We augment strategy summaries that extract important trajectories of states from simulations with saliency maps.
We find mixed results with respect to augmenting demonstrations with saliency maps.
- Score: 4.568911586155097
- License: http://creativecommons.org/licenses/by-nc-sa/4.0/
- Abstract: With advances in reinforcement learning (RL), agents are now being developed
in high-stakes application domains such as healthcare and transportation.
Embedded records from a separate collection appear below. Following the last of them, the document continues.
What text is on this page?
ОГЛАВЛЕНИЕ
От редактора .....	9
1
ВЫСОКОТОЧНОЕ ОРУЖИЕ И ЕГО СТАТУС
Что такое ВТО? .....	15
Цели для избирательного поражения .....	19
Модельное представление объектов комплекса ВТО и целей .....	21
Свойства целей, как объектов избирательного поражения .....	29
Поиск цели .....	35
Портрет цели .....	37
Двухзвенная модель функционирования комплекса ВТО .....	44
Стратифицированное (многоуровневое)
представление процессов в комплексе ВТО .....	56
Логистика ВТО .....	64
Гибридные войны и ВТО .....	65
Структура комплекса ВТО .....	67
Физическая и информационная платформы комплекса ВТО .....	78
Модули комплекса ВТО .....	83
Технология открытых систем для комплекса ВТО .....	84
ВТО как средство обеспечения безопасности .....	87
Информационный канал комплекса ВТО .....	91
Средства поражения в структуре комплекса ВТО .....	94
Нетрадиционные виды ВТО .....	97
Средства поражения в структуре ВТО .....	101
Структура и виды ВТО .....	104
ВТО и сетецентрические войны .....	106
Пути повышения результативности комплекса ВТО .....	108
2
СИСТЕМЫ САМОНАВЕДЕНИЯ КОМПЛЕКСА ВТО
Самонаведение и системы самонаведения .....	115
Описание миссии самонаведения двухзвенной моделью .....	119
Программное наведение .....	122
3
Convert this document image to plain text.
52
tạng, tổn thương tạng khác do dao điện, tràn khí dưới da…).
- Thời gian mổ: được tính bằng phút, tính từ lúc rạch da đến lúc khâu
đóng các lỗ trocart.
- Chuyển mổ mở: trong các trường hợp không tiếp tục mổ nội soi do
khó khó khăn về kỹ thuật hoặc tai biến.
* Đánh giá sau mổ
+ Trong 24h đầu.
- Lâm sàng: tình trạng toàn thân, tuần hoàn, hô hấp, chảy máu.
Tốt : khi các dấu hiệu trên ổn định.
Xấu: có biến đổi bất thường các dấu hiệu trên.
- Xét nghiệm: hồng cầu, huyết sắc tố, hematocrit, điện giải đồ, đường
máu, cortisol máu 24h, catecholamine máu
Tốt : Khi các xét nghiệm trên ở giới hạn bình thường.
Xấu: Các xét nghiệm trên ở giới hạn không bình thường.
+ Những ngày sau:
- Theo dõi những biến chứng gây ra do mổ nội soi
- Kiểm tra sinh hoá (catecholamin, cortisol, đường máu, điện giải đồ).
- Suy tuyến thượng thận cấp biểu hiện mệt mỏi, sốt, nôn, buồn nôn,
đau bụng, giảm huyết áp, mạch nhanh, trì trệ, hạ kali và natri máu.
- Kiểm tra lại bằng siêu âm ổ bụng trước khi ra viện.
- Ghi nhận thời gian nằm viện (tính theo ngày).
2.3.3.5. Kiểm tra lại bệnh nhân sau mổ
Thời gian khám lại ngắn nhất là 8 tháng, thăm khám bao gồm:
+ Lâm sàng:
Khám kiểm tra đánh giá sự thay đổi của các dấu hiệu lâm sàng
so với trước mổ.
Explaining the behavior of these agents is challenging, as the environments in
which they act have large state spaces, and their decision-making can be
affected by delayed rewards, making it difficult to analyze their behavior. To
address this problem, several approaches have been developed. Some approaches
attempt to convey the $\textit{global}$ behavior of the agent, describing the
actions it takes in different states. Other approaches devised $\textit{local}$
explanations which provide information regarding the agent's decision-making in
a particular state. In this paper, we combine global and local explanation
methods, and evaluate their joint and separate contributions, providing (to the
best of our knowledge) the first user study of combined local and global
explanations for RL agents. Specifically, we augment strategy summaries that
extract important trajectories of states from simulations of the agent with
saliency maps which show what information the agent attends to. Our results
show that the choice of what states to include in the summary (global
information) strongly affects people's understanding of agents: participants
shown summaries that included important states significantly outperformed
participants who were presented with agent behavior in a randomly set of chosen
world-states. We find mixed results with respect to augmenting demonstrations
with saliency maps (local information), as the addition of saliency maps did
not significantly improve performance in most cases. However, we do find some
evidence that saliency maps can help users better understand what information
the agent relies on in its decision making, suggesting avenues for future work
that can further improve explanations of RL agents.